Trapped and surrounded by crevasses, the group called for a helicopter rescue. As the evening darkened, however, it became too dangerous for a helicopter to take flight, leaving the group to “dig in” and survive that night on the mountain.
In the morning, a helicopter picked its way through the mountain peaks and collected the stranded group one-by-one to transport them back to base camp.

Aiming to summit a mountain, Jackson suggests, is like the goals that drive quotidian life such as targeting a promotion, a new house, or a new car — important for the journeys and experiences it provokes rather than its mere, sometimes overwhelming, existence.

“The magical things I remember were those nights in camp laughing and singing with our Nepali guides or sat around a kitchen fire, which was just a hole in the floor, eating snow leopard leftovers,” he says.

One of the mountaintop villages that the team visited on their climb was so remote that its existence was only discovered 30 years ago.

“It’s things like that that we would have never experienced if we didn’t have this goal of reaching the summit. But actually, it’s not about reaching the summit.”

‘Going back to where we’re supposed to be’

Finding this sense of perspective in the mountains has allowed Jackson to begin to recover from his traumatic accident in 2017.

“Just being outside in nature is incredibly healing,” he says, “I think the silence, unplugging from reality for a while, giving yourself the headspace to think, just be, and go back to where we’re supposed to be as human beings … has been really important.”

The physical challenges of mountaineering also gave Jackson “something to aim for” as he sought to manage the effects of his accident.
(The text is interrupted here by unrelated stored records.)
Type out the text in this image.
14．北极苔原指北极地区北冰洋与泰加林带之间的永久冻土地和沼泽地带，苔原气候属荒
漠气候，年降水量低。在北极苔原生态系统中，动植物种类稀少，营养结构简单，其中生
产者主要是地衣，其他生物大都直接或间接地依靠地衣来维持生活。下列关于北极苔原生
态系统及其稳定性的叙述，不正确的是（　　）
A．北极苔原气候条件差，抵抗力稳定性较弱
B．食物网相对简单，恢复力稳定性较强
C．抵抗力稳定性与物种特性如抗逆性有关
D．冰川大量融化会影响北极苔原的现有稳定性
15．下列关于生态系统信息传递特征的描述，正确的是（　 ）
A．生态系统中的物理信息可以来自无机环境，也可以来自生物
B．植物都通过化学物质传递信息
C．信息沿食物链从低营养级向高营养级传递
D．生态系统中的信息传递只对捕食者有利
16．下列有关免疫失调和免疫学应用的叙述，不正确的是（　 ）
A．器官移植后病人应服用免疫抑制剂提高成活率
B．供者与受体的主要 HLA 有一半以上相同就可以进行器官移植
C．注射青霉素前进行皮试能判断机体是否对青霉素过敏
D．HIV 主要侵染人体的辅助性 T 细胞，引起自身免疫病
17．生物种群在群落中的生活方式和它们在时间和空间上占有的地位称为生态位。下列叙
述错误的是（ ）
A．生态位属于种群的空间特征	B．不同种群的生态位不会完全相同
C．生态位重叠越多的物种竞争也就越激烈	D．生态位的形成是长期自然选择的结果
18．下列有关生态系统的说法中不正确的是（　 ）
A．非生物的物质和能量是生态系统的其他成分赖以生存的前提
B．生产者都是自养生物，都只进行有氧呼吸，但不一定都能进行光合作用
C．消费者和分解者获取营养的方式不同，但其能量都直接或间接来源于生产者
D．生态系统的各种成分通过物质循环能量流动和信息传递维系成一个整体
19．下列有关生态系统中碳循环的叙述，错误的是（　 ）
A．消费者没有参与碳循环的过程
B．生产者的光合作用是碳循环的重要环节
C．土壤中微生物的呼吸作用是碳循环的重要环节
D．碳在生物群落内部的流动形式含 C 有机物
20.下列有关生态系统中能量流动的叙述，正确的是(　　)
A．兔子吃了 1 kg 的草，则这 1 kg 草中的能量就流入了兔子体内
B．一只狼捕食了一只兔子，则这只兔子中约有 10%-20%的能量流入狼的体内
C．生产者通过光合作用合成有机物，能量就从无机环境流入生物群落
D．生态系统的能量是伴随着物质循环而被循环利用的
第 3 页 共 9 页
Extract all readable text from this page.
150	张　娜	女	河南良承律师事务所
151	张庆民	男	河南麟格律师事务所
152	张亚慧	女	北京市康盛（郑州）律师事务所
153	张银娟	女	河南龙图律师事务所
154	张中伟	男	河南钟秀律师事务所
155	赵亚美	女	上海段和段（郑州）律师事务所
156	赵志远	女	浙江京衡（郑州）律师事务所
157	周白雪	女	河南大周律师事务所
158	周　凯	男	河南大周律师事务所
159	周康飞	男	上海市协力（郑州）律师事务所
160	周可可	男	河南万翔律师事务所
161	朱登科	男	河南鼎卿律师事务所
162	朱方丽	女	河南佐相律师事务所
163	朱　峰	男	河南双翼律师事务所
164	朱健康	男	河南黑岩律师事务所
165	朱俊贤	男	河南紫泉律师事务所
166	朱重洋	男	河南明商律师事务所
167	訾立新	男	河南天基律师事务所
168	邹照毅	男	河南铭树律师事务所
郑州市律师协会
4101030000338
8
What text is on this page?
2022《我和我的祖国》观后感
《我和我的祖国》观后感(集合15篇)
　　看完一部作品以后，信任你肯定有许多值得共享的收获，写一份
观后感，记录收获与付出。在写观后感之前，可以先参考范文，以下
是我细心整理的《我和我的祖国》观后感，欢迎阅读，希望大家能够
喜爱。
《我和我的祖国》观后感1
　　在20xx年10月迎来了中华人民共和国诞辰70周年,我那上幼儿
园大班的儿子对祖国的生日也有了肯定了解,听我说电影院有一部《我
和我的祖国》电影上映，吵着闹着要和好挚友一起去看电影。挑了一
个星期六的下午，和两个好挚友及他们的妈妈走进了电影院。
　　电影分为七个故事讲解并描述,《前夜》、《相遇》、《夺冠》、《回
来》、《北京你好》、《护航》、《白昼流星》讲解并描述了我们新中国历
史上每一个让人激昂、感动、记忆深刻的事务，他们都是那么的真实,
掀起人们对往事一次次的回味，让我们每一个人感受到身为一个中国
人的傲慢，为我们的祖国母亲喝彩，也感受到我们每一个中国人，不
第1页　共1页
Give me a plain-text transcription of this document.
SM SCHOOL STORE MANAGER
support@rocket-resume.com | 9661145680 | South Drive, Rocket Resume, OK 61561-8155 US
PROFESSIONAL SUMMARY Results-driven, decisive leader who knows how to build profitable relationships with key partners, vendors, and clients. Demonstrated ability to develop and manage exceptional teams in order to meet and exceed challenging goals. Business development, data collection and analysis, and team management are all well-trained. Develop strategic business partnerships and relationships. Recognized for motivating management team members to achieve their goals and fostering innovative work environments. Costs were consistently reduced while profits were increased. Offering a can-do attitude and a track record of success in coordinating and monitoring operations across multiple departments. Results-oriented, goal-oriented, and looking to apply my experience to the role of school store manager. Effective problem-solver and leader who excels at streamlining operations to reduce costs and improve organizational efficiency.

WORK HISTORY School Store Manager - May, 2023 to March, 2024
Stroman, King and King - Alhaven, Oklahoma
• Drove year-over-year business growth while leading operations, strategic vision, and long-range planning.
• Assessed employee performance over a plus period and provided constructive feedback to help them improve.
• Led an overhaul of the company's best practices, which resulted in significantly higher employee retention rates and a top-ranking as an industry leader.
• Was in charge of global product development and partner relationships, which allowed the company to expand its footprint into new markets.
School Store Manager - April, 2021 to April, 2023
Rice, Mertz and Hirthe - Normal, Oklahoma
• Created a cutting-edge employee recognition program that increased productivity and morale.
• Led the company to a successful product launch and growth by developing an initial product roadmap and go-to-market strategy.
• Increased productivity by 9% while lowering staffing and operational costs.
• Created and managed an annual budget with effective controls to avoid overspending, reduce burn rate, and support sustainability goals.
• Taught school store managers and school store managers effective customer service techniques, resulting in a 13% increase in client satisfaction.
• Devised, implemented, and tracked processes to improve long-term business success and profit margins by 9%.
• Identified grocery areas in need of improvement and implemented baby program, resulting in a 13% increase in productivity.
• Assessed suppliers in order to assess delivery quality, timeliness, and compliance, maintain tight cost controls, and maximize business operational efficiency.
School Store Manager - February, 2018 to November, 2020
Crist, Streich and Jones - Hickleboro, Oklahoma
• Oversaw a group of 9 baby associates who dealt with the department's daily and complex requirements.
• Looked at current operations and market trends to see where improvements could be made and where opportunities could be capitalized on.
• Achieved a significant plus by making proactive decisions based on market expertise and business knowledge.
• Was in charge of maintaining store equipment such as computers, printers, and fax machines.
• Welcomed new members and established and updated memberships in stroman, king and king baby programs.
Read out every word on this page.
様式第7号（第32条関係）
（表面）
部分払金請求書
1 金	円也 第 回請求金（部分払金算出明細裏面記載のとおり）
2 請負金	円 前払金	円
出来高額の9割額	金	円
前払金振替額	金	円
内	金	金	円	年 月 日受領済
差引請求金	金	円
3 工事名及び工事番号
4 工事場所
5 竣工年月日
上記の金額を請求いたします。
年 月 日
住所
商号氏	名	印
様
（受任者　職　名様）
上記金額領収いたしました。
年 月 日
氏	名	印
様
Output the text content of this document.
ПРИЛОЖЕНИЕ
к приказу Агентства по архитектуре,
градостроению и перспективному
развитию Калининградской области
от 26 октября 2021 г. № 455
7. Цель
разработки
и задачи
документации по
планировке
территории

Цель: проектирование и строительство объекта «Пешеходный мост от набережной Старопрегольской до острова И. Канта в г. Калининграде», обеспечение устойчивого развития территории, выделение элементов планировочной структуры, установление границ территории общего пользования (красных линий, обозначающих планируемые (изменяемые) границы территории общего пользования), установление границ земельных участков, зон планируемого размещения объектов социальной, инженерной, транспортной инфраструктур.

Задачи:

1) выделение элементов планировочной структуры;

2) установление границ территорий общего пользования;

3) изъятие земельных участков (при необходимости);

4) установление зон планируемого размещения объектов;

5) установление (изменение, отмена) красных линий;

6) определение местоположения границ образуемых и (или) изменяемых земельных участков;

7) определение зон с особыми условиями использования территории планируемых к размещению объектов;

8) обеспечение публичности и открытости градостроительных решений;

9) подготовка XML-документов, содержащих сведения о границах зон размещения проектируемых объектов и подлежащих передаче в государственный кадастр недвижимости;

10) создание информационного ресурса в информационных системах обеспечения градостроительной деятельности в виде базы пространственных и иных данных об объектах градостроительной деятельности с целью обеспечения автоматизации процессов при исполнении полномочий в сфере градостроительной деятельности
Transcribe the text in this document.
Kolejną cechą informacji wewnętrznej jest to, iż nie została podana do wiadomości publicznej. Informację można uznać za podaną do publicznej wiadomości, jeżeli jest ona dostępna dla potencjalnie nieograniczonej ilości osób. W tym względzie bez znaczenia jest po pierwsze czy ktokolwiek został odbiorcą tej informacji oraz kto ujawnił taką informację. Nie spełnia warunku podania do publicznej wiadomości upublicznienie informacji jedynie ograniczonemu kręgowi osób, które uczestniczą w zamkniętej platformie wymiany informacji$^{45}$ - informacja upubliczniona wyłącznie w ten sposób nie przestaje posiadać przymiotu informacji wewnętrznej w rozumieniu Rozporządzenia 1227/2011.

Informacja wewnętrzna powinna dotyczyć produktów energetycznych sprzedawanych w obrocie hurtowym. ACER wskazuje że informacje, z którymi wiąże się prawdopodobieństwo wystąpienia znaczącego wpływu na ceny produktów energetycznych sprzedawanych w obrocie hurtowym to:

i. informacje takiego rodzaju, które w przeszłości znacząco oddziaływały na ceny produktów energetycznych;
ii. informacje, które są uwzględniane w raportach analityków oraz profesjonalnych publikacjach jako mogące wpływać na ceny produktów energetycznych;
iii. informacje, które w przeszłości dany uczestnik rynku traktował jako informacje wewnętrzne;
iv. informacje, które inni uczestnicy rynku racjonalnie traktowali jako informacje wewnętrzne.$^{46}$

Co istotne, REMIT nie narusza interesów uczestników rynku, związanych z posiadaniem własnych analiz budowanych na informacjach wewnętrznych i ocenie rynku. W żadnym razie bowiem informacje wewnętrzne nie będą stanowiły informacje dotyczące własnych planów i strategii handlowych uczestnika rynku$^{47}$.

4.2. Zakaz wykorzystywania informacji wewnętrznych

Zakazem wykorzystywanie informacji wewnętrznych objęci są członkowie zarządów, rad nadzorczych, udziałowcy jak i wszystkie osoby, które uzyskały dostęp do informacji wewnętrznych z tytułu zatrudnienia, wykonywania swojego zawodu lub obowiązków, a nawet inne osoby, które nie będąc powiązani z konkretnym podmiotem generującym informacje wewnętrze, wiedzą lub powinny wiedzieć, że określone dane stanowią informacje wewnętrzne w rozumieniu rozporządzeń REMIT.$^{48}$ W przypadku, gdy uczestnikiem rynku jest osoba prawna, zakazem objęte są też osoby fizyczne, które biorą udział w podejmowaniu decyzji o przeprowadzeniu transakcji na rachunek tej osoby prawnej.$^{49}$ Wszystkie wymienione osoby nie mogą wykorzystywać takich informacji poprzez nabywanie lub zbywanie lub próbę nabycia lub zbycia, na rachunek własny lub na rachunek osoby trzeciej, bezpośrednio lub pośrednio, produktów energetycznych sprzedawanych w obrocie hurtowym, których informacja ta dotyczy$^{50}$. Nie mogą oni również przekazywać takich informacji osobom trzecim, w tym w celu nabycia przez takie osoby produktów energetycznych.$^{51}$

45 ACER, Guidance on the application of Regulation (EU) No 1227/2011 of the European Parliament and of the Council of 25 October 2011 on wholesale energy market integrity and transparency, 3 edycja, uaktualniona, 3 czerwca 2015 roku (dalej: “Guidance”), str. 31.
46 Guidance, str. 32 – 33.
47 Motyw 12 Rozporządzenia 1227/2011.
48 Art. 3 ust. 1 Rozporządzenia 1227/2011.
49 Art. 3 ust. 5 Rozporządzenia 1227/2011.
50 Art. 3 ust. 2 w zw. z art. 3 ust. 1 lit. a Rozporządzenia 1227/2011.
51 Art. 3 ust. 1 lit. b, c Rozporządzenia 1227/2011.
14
“I’m classified as an incomplete quadriplegic,” he says.

“I don’t have good movement down one side of my body, no sensation down the other. And these are lifelong things that you have to stay on top of … or you will start to go the other way.”

As Jackson found healing in the mountains, he realized that others might, too. He established the charity Millimeters to Mountains (M2M) with his wife, Lois, and friend and fellow former rugby player, Olly Barkley.

M2M takes beneficiaries who have suffered physical or psychological trauma on challenges around the world, allowing them to access the healing power of nature.

Then, it provides a three-year development program which funds life coaching, retraining, or therapy to further aid recovery.

There are currently 15 beneficiaries in the system at M2M.

By dedicating himself to the charity, Jackson hopes to wring “enough good” from his life-changing accident to turn it into a positive event, outweighing the lingering effects it has on his daily life such as bladder and bowel issues, and falling over all the time.

“And it is materializing, which I have to pinch myself about because everything looked so bleak for so long,” Jackson says.

“I’ve been in those places where I’ve lost all hope and been in despair. And I thought there was no point in carrying on with my life because it was going to go nowhere and there was nothing left for me.

“But hopefully what I’m doing, what we’re doing with the charity and what our beneficiaries are proving is that we can give anyone the hope that they can turn their life around, no matter how bleak it might seem in that moment.”